Vanguard Group owns 9.6 percent of AAG stock. We believe that they want to
take a much more active role in overseeing their investment, as do many
employees. We think this proper, appropriate and how business will be
conducted in the future.

Sincerely,

Steve Nieman, President

________________________________________________
August 23, 2002

HORIZON/ALASKA CUSTOMER/EMPLOYEE CO-OWNERSHIP ASSOCIATION, INC. HACECA, Inc.
PO Box 602 Brush Prairie, WA 98606 (360) 687-3187 www.eahsop.org email:
haceca@attbi.com

Mr. Keith Loveless, Corporate Secretary and Associate General Counsel Alaska
Air Group, Inc. PO Box 68947 Seattle, WA 98618

Dear Mr. Loveless:

Formed in 1998, HACECA Inc., composed of concerned employees, customers and
investors of Alaska Airlines and Horizon Air, has decided to respond
positively to requests that it assist in filing shareholder proposals as well
as exercising other shareholder rights. In this post-Enron environment, we
feel positive and constructive changes must be made in corporate governance.
Failure to address these reforms threatens the economic viability of both
airlines.

This letter is to inform you that these actions will be prepared in full
compliance with all legal requirements. HACECA is prepared to work with
various institutional, employee and independent shareholders to insure that
these issues be included in the company's 2003 Proxy Statement.

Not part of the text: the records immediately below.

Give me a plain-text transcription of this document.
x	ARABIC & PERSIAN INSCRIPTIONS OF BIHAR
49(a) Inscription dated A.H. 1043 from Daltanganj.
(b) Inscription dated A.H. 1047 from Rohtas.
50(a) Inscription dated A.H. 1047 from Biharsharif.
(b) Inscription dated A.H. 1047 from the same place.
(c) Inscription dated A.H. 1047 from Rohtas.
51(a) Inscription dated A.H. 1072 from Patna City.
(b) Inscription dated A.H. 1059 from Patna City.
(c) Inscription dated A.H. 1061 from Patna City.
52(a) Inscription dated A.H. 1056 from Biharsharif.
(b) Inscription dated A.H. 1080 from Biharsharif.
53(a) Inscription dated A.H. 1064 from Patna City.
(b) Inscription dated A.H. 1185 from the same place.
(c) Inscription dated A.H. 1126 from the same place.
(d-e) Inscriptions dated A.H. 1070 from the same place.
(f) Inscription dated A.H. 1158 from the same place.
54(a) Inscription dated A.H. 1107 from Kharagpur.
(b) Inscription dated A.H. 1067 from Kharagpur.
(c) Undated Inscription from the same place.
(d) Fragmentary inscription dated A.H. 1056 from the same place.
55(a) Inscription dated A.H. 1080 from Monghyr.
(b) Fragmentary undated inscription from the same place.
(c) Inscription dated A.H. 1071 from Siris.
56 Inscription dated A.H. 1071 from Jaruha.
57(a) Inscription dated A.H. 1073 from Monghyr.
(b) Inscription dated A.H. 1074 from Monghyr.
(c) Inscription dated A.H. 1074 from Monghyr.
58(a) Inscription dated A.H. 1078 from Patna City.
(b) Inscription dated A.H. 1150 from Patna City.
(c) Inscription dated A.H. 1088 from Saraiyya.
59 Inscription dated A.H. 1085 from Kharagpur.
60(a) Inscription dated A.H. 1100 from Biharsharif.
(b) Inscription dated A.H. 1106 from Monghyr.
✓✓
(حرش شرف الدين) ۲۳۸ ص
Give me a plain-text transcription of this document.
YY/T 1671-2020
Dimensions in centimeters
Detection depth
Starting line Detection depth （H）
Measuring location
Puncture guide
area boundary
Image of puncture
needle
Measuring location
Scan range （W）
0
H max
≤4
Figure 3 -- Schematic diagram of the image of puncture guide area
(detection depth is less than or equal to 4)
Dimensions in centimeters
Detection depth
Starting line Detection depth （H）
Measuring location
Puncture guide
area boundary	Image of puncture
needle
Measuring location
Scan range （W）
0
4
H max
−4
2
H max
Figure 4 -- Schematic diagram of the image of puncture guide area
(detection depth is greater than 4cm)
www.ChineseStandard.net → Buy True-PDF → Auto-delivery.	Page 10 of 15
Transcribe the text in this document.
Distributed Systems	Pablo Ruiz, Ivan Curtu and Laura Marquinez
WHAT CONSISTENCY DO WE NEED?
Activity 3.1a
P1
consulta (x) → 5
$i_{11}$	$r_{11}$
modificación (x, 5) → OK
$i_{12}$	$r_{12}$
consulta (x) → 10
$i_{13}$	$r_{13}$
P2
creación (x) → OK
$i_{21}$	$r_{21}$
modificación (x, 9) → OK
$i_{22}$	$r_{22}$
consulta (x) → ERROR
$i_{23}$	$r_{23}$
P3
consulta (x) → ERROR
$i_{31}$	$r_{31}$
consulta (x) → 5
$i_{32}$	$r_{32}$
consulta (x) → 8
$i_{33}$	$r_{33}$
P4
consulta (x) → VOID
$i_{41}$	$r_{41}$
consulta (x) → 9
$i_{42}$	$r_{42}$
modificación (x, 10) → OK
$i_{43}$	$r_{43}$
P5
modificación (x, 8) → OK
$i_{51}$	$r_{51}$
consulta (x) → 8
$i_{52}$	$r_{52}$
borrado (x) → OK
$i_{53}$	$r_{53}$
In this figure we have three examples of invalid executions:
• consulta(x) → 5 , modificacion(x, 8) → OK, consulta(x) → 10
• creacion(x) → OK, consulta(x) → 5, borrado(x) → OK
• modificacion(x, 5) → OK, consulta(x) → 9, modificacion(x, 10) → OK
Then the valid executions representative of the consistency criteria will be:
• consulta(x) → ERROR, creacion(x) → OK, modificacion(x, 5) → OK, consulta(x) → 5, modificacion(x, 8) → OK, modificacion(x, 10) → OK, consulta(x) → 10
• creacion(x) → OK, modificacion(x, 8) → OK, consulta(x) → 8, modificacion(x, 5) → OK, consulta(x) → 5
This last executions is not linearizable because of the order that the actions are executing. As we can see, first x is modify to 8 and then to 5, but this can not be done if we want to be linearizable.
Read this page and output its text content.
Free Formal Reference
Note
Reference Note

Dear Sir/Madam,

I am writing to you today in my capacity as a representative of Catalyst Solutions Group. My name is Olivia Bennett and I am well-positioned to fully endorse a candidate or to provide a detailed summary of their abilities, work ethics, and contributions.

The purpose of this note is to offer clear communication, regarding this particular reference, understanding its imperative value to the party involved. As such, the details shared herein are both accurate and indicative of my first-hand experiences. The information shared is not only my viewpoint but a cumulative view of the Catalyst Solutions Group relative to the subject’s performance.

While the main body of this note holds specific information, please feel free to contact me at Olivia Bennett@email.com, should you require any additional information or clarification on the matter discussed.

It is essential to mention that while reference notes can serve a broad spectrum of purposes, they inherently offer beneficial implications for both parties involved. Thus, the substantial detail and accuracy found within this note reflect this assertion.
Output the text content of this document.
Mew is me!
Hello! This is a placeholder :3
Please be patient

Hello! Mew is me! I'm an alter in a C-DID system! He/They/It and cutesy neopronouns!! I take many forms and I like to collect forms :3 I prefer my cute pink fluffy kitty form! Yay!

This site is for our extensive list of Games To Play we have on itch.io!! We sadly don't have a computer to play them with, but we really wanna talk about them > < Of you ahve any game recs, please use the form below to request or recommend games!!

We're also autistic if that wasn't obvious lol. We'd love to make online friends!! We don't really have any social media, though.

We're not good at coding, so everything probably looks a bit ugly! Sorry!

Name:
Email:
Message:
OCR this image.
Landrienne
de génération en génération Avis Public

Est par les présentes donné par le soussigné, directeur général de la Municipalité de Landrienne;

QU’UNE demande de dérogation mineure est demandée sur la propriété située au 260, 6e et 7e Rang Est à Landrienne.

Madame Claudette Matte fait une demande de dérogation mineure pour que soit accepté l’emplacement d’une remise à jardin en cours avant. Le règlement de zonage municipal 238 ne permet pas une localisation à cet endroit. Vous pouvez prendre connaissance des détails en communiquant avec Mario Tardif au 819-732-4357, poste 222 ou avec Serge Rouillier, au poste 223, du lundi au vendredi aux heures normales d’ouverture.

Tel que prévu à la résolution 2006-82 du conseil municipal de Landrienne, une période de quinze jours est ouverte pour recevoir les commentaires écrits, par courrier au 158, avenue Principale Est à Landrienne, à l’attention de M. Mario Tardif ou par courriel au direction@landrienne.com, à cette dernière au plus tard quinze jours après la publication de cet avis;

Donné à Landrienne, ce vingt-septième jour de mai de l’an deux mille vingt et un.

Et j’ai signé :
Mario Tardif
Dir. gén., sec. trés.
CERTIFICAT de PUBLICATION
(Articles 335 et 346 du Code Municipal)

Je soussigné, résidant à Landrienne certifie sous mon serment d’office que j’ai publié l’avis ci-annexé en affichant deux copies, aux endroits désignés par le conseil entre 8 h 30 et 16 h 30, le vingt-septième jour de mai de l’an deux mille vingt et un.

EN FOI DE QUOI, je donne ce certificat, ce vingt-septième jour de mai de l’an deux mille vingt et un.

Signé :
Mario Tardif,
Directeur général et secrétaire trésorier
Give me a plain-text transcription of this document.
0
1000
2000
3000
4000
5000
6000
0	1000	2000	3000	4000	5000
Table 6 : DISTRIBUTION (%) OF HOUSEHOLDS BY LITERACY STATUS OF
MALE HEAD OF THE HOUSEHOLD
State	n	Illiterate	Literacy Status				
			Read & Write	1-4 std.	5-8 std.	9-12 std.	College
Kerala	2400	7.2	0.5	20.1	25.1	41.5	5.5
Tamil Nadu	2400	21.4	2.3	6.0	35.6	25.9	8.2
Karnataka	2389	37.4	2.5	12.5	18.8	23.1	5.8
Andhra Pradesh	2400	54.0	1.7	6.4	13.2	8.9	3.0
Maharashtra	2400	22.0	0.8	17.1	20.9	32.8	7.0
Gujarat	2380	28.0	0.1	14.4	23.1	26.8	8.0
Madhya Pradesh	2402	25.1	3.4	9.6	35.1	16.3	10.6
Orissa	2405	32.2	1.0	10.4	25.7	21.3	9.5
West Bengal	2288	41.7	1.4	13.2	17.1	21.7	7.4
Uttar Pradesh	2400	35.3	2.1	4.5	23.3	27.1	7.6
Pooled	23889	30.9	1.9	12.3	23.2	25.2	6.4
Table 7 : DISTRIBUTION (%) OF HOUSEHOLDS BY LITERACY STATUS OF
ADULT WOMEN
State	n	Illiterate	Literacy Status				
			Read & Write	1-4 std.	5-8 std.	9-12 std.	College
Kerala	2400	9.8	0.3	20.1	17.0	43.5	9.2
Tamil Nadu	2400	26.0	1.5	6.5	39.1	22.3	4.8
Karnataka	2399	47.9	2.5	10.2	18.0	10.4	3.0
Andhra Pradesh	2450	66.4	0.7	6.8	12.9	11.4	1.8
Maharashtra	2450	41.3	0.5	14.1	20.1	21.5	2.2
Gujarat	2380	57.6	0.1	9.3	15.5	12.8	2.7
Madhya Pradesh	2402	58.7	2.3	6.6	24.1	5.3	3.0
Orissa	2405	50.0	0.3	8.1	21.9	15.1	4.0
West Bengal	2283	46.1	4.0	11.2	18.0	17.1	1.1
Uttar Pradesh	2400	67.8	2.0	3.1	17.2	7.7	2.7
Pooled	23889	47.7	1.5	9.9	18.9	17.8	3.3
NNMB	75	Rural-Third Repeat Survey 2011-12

In addition, HACECA will assist in the forwarding of names of qualified
individuals to the board's Nominating Committee. We are prepared to assist in
a contested election in a direct appeal to shareholders on behalf of these
nominees.

Myself and Richard D. Foley, a board member of HACECA, wish to meet with the
AAG board at its convenience to discuss these matters. It has been proven
that shareholder activism increases real equity in companies. Asserting
ownership rights is guaranteed in this great land of America. We desire to
accomplish our goals in a constructive manner that will benefit all true
stakeholders of the AAG.

I respectfully request that this letter be distributed to members of the
board. Please also distribute this letter to executives of your choice.
Looking forward to hearing from you.